Couples sometimes disagree. That happens all the time, for all sorts of issues, big and small. But it can be very difficult when it is about things like medical treatment for a child. Parents may have different emotional responses, for example one might be angry, while the other is sad. It is not unusual for one parent to be ready to talk about stopping life support, while the other parent is still hoping for recovery. Parents can argue or become distant with each other. Sometimes old tensions or disagreements flare up. Couples who have separated, perhaps who have new partners, may find it particularly hard to reach agreement.
Mostly, with time and patience, parents come to a shared understanding about what would be best for their child. Try, if you can, to find some quiet time to talk with each other about your feelings, and about what is happening for your child. If you are having a difficult time talking with your partner, the hospital social workers or psychologists or a community support worker may be able to help.
This can be an incredibly difficult and stressful time for parents. Be patient with yourselves if you can.
It is pretty common for family members to disagree about life support. This can cause extra stress for parents, and make it hard to know what to do.

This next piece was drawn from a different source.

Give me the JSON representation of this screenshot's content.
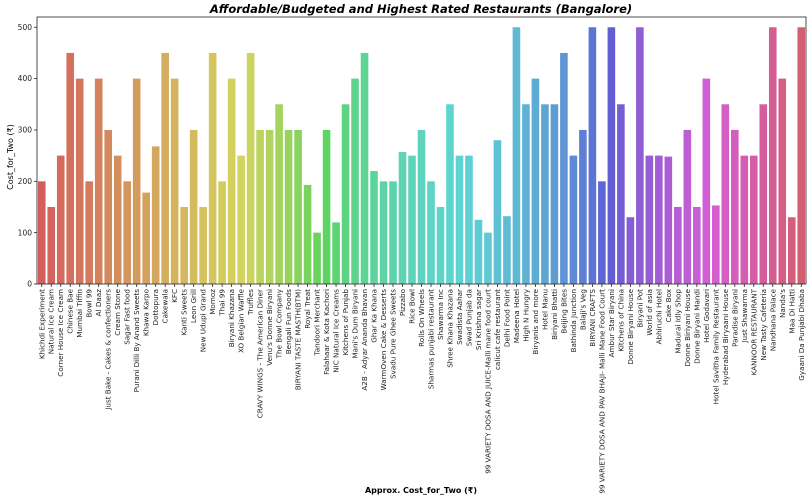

If this is happening, talk to the doctors and nurses looking after your child. Their first priority is to care for you and for your child. Sometimes they can help by talking with other members of the family who have different views. Other times they can help you with ways to deal with disagreement in the family.
One important step for parents when they are facing life support decisions is how much to involve other people. See What should I tell other people?. Parents can gain tremendous support from other members of their family. Other times, involving others only adds extra stress. You do not need to involve other members of the family if you do not want to. Those who are closest to the child are the ones who need to be part of discussions with doctors and nurses. Other family members might only become involved after a decision has been made.
The news that a child is dying is very shocking. It takes everyone different amounts of time to come to terms with that news. Sometimes some members of the family still do not want to believe it, while others have accepted it and are ready for the next stage. If that is the case it can just be that extra time is needed for everyone to agree about what should happen.
It can be very stressful for families facing the reality that their child might die. Different people respond to the stress in different ways. The stress can stir up old disagreements or differences in a couple or in a family. These old disagreements are probably not going to be settled right now. It sometimes helps for everyone to remember what is most important. The important thing is how we can best look after the child. We need to make sure that the child does not suffer because adults are arguing.
Your child's doctors may be happy to talk with other members of your family.